Search notes:

sys calls

A program requests the execution of a service provided by the kernel through system calls (aka «kernel calls»).
These calls are identified by a number (see arch/x86/entry/syscalls/syscall_64.tbl and arch/x86/include/generated/asm/syscalls_64.h).

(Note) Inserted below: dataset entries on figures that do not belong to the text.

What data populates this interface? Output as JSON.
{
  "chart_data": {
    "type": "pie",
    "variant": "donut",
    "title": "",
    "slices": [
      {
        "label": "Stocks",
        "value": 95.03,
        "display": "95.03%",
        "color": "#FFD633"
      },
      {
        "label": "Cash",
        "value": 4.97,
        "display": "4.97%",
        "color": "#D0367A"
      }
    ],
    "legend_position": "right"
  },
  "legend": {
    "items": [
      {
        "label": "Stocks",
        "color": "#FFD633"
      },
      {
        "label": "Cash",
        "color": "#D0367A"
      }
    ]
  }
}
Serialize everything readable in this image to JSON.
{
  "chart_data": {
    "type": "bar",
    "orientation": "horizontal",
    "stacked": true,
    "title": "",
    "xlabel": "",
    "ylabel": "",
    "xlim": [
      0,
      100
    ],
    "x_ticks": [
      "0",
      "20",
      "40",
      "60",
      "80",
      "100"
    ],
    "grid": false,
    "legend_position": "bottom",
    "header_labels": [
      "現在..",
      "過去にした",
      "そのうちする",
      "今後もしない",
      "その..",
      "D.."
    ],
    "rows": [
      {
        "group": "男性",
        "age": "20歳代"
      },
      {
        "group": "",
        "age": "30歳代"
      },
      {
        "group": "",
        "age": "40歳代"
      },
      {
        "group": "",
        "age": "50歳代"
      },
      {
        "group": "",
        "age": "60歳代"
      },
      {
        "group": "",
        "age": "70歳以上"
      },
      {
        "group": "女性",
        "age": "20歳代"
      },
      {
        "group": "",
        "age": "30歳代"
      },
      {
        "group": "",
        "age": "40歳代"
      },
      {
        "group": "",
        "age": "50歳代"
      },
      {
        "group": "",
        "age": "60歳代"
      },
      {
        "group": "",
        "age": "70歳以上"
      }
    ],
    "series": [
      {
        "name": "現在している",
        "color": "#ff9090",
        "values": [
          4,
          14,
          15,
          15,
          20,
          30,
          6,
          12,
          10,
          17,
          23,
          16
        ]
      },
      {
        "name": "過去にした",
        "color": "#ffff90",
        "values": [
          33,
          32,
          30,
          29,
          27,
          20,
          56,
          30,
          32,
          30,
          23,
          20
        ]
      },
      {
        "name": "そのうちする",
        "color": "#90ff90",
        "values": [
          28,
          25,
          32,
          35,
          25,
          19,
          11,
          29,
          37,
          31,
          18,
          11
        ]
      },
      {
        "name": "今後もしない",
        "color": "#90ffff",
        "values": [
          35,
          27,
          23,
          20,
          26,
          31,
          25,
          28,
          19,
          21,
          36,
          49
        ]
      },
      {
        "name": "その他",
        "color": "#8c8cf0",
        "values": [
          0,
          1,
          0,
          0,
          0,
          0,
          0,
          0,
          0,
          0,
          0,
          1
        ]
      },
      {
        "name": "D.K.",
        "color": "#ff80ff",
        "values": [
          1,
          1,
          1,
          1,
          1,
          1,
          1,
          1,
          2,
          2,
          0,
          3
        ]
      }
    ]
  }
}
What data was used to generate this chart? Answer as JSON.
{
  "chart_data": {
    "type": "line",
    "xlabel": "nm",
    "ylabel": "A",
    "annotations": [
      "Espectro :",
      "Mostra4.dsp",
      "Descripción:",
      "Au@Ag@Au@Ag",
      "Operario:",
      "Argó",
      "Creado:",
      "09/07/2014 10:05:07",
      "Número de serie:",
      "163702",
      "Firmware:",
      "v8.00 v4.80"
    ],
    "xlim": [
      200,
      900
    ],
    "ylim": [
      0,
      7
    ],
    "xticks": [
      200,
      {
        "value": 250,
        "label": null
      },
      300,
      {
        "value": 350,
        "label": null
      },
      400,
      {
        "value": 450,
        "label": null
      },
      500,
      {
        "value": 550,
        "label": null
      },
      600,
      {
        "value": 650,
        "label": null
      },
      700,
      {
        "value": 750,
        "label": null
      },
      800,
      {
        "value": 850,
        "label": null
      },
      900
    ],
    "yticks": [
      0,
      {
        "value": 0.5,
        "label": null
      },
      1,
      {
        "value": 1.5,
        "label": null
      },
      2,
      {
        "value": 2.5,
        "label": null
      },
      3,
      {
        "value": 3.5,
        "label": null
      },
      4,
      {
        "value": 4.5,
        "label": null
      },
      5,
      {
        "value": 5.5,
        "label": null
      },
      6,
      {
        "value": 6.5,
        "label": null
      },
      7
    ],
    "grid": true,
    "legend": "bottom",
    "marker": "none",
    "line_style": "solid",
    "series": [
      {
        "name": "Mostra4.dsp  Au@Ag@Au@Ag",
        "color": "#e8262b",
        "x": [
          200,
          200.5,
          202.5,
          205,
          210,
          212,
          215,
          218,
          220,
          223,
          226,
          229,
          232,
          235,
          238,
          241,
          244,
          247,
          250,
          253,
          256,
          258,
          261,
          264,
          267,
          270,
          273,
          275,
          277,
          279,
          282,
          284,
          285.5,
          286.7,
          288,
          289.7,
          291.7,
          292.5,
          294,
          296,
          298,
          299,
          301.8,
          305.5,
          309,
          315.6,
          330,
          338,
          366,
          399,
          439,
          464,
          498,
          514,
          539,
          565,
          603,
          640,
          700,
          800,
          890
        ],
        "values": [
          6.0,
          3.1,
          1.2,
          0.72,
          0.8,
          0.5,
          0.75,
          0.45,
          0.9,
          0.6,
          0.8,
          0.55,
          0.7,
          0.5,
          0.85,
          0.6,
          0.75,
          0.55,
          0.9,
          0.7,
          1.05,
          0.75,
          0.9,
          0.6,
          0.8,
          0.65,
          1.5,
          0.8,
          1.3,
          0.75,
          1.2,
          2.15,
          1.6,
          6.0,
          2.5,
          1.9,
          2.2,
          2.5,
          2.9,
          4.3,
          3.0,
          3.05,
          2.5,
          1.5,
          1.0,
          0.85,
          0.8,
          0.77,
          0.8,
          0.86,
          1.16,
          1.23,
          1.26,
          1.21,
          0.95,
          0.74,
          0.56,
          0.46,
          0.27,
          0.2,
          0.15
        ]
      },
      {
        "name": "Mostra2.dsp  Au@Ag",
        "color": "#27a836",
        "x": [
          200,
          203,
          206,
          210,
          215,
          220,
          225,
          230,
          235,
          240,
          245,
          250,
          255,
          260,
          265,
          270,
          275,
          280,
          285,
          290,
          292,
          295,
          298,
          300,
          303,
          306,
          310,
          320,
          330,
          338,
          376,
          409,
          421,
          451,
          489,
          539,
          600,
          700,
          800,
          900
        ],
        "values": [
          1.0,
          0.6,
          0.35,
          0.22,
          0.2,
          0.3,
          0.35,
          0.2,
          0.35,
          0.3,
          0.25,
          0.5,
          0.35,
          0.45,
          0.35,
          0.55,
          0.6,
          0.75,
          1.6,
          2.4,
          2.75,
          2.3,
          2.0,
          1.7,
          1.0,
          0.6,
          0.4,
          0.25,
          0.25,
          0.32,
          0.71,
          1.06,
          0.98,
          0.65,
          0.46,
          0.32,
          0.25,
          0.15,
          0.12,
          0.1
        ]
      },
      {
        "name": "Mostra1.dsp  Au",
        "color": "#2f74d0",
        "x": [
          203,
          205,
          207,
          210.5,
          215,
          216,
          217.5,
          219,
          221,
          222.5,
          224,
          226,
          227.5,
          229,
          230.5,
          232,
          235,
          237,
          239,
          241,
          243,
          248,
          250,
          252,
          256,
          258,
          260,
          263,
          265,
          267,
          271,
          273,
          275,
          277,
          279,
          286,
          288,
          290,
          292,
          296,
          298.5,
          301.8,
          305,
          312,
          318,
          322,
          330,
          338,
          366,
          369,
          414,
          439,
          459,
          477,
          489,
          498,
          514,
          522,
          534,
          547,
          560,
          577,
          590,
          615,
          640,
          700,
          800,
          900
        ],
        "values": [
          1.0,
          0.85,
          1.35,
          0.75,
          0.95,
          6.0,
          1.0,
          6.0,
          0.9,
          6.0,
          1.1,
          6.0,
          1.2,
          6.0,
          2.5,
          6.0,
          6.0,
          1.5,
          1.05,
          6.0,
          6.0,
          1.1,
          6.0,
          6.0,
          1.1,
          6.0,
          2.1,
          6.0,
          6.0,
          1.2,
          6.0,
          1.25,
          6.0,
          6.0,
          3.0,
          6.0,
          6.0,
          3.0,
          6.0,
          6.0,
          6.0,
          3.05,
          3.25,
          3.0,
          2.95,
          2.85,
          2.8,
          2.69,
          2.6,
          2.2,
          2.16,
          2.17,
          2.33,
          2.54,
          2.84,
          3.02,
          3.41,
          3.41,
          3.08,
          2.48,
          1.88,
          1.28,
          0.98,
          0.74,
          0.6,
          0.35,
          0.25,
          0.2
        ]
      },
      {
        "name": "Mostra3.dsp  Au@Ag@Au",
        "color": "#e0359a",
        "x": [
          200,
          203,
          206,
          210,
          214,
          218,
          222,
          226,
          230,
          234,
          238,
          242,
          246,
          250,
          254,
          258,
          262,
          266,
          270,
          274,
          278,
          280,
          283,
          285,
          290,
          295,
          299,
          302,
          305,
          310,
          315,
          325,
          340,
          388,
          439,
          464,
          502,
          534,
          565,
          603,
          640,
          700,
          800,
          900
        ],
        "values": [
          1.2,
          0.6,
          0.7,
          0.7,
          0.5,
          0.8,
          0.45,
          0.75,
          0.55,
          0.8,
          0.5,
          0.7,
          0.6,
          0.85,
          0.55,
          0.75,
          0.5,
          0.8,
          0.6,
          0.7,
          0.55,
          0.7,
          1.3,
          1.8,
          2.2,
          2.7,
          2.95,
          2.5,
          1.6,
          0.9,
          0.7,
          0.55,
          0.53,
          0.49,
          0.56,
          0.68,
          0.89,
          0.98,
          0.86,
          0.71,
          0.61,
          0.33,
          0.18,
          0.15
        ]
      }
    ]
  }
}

Executing syscalls and passing parameters

For 64 bit x86 applications, arch/x86/entry/entry_64.S contains the following useful comment:
64-bit SYSCALL instruction entry. Up to 6 arguments in registers.
This is the only entry point used for 64-bit system calls. The hardware interface is reasonably well designed and the register to argument mapping Linux uses fits well with the registers that are available when SYSCALL is used.
SYSCALL instructions can be found inlined in libc implementations as well as some other programs and libraries. There are also a handful of SYSCALL instructions in the vDSO used, for example, as a clock_gettimeofday fallback.
64-bit SYSCALL saves rip to rcx, clears rflags.RF, then saves rflags to r11, then loads new ss, cs, and rip from previously programmed MSRs. rflags gets masked by a value from another MSR (so CLD and CLAC are not needed). SYSCALL does not save anything on the stack and does not change rsp.
Registers on entry: rax system call number rcx return address r11 saved rflags (note: r11 is callee-clobbered register in C ABI) rdi arg0 rsi arg1 rdx arg2 r10 arg3 (needs to be moved to rcx to conform to C ABI) r8 arg4 r9 arg5 (note: r12-r15, rbp, rbx are callee-preserved in C ABI)
Only called from user space.
See also the note about x64 assembler dialects where the exit syscall is used to demonstrate some dialects.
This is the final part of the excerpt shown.